Emma Thompson stars in a scene from the movie "Late Night." The Catholic News Service classification is A-III — adults. The Motion Picture Association of America rating is R — restricted. Under 17 requires accompanying parent or adult guardian. (CNS photo/Amazon Studios)
Emma Thompson stars in a scene from the movie "Late Night." The Catholic News Service classification is A-III — adults. The Motion Picture Association of America rating is R — restricted. Under 17 requires accompanying parent or adult guardian. (CNS photo/Amazon Studios)
NEW YORK (CNS) — The decidedly improbable and scattershot comedic elements of "Late Night" (Amazon) give the film the look of something that had its dents hammered out in the editing room.

It's still an uplifting story, however, scripted by Mindy Kaling, briskly directed by Nasha Ganatra. The film is partly based on Kaling's own experiences as a TV scribe trying to get her voice heard in an all-white, all-male writers' room and eventually expressed by a late-night TV host.

There's a sentimental, heartfelt moral lesson: TV, that most democratic and far-reaching of mediums, is better when a broad range of perspectives and experiences are included as input.

Kaling is Molly, a young woman with no professional comedy experience, although she used to crack up her fellow employees at the chemical plant where she worked in quality control. Through a fortuitous corporate-ownership connection — the same behemoth that runs the plant also controls the network — she applies for a "Late Night" writing job, the fulfillment of her lifelong dream.

This opportunity comes about because the host of "Late Night" is desperately trying to hold onto her program. Katherine Newbury (Emma Thompson) was once the hottest star in her time slot. But, having outlasted both Jay Leno and David Letterman — as well as other competitors in between — after 28 years she's become stale, without realizing that this has occurred.

Katherine favors substantial guests such as presidential historian Doris Kearns Goodwin. But she's told that Jimmy Fallon gets a bigger audience by having guests wash a sheepdog with him. Katherine is also strangely clueless about social media, which she's never used, and has the additional distraction of an ailing husband, Walter (John Lithgow).

Finally, the network head, Caroline (Amy Ryan), tells Katherine she's being canceled, and she has a potty-mouthed comedian, Daniel (Ike Barinholtz) waiting in the wings to replace her.

Rather than cave, Katherine somehow takes it as a challenge, forcing her to reconnect with her writers. Too lazy to learn names, she assigns them numbers. And Molly becomes the single "diversity hire" in a cynical scheme to create a veneer of multiculturalism.

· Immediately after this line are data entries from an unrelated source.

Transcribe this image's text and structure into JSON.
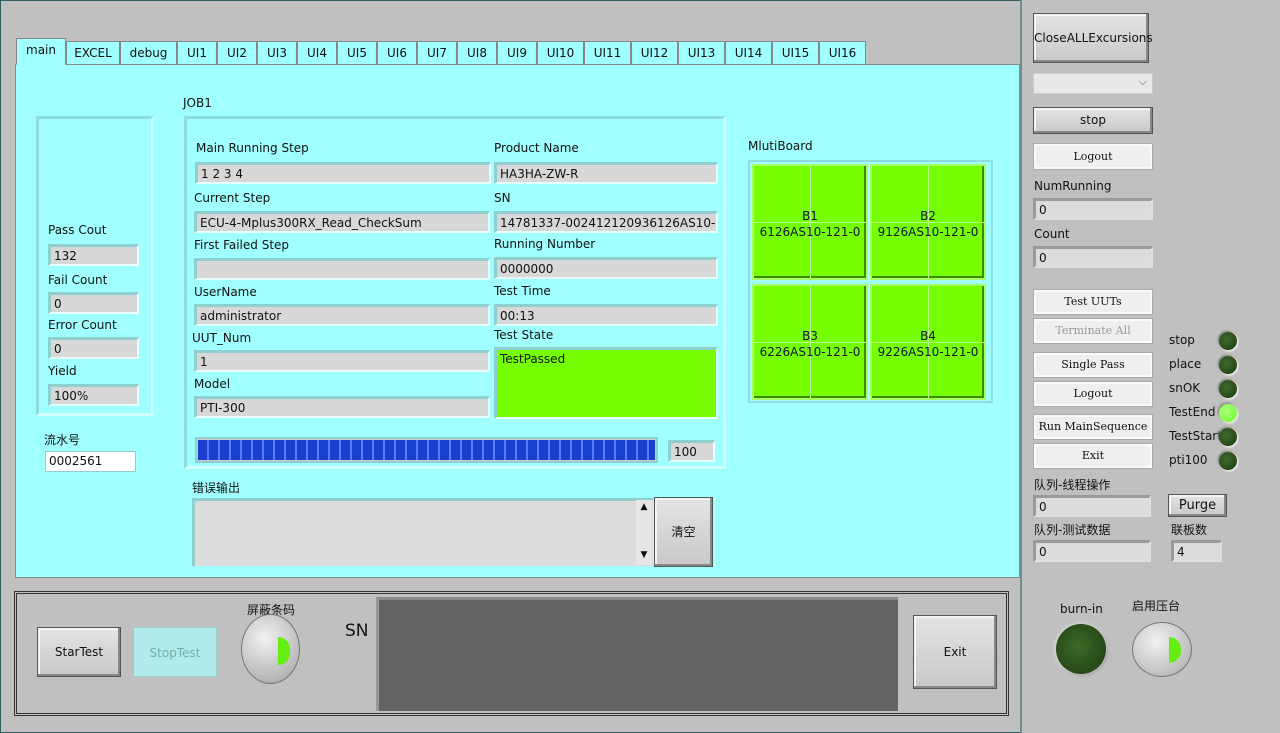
{
  "tabs": [
    "main",
    "EXCEL",
    "debug",
    "UI1",
    "UI2",
    "UI3",
    "UI4",
    "UI5",
    "UI6",
    "UI7",
    "UI8",
    "UI9",
    "UI10",
    "UI11",
    "UI12",
    "UI13",
    "UI14",
    "UI15",
    "UI16"
  ],
  "stats": {
    "pass_label": "Pass Cout",
    "pass": "132",
    "fail_label": "Fail Count",
    "fail": "0",
    "error_label": "Error Count",
    "error": "0",
    "yield_label": "Yield",
    "yield": "100%",
    "serial_label": "流水号",
    "serial": "0002561"
  },
  "job": {
    "title": "JOB1",
    "main_step_label": "Main Running Step",
    "main_step": "1 2 3 4",
    "current_step_label": "Current Step",
    "current_step": "ECU-4-Mplus300RX_Read_CheckSum",
    "first_failed_label": "First Failed Step",
    "first_failed": "",
    "username_label": "UserName",
    "username": "administrator",
    "uut_num_label": "UUT_Num",
    "uut_num": "1",
    "model_label": "Model",
    "model": "PTI-300",
    "product_label": "Product Name",
    "product": "HA3HA-ZW-R",
    "sn_label": "SN",
    "sn": "14781337-002412120936126AS10-",
    "running_number_label": "Running Number",
    "running_number": "0000000",
    "test_time_label": "Test Time",
    "test_time": "00:13",
    "test_state_label": "Test State",
    "test_state": "TestPassed",
    "progress_percent": 100,
    "progress_value": "100"
  },
  "error_output": {
    "label": "错误输出",
    "value": "",
    "clear_label": "清空"
  },
  "multiboard": {
    "title": "MlutiBoard",
    "boards": [
      {
        "name": "B1",
        "sn": "6126AS10-121-0"
      },
      {
        "name": "B2",
        "sn": "9126AS10-121-0"
      },
      {
        "name": "B3",
        "sn": "6226AS10-121-0"
      },
      {
        "name": "B4",
        "sn": "9226AS10-121-0"
      }
    ]
  },
  "right": {
    "close_all": "CloseALLExcursions",
    "dropdown": "",
    "stop": "stop",
    "logout1": "Logout",
    "num_running_label": "NumRunning",
    "num_running": "0",
    "count_label": "Count",
    "count": "0",
    "test_uuts": "Test UUTs",
    "terminate_all": "Terminate All",
    "single_pass": "Single Pass",
    "logout2": "Logout",
    "run_main": "Run MainSequence",
    "exit": "Exit",
    "leds": [
      {
        "label": "stop",
        "on": false
      },
      {
        "label": "place",
        "on": false
      },
      {
        "label": "snOK",
        "on": false
      },
      {
        "label": "TestEnd",
        "on": true
      },
      {
        "label": "TestStart",
        "on": false
      },
      {
        "label": "pti100",
        "on": false
      }
    ],
    "queue_thread_label": "队列-线程操作",
    "queue_thread": "0",
    "purge": "Purge",
    "queue_data_label": "队列-测试数据",
    "queue_data": "0",
    "board_count_label": "联板数",
    "board_count": "4",
    "burnin_label": "burn-in",
    "press_label": "启用压台"
  },
  "bottom": {
    "start": "StarTest",
    "stop": "StopTest",
    "mask_label": "屏蔽条码",
    "sn_label": "SN",
    "exit": "Exit"
  },
  "colors": {
    "panel": "#a0ffff",
    "pass": "#76ff03",
    "progress": "#1a3fcf",
    "led_on": "#66ff22",
    "led_off": "#2a4a1a"
  }
}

Molly finds herself not so much in a hostile workplace as a clueless one filled through an old-boy network filled with anxious tics and neuroses. Kaling obviously has too much affection for TV to make a lacerating attack on how the product is manufactured.

Molly, in her effervescent manner, produces ways for Katherine to freshen her presentation, express her femininity and reconnect with her audiences, which works well until a sex scandal threatens to derail everyone's career.

The gags are uneven and some viewers might feel that the same material was often handled more deftly on Tina Fey's "30 Rock." But Kaling isn't about to hector anyone, preferring to sprint toward a joyful ending.

The film contains some references to sexual activity, scatological references, and some rough and crude language and profanities. The Catholic News Service classification is A-III — adults. The Motion Picture Association of America rating is R — restricted. Under 17 requires accompanying parent or adult guardian.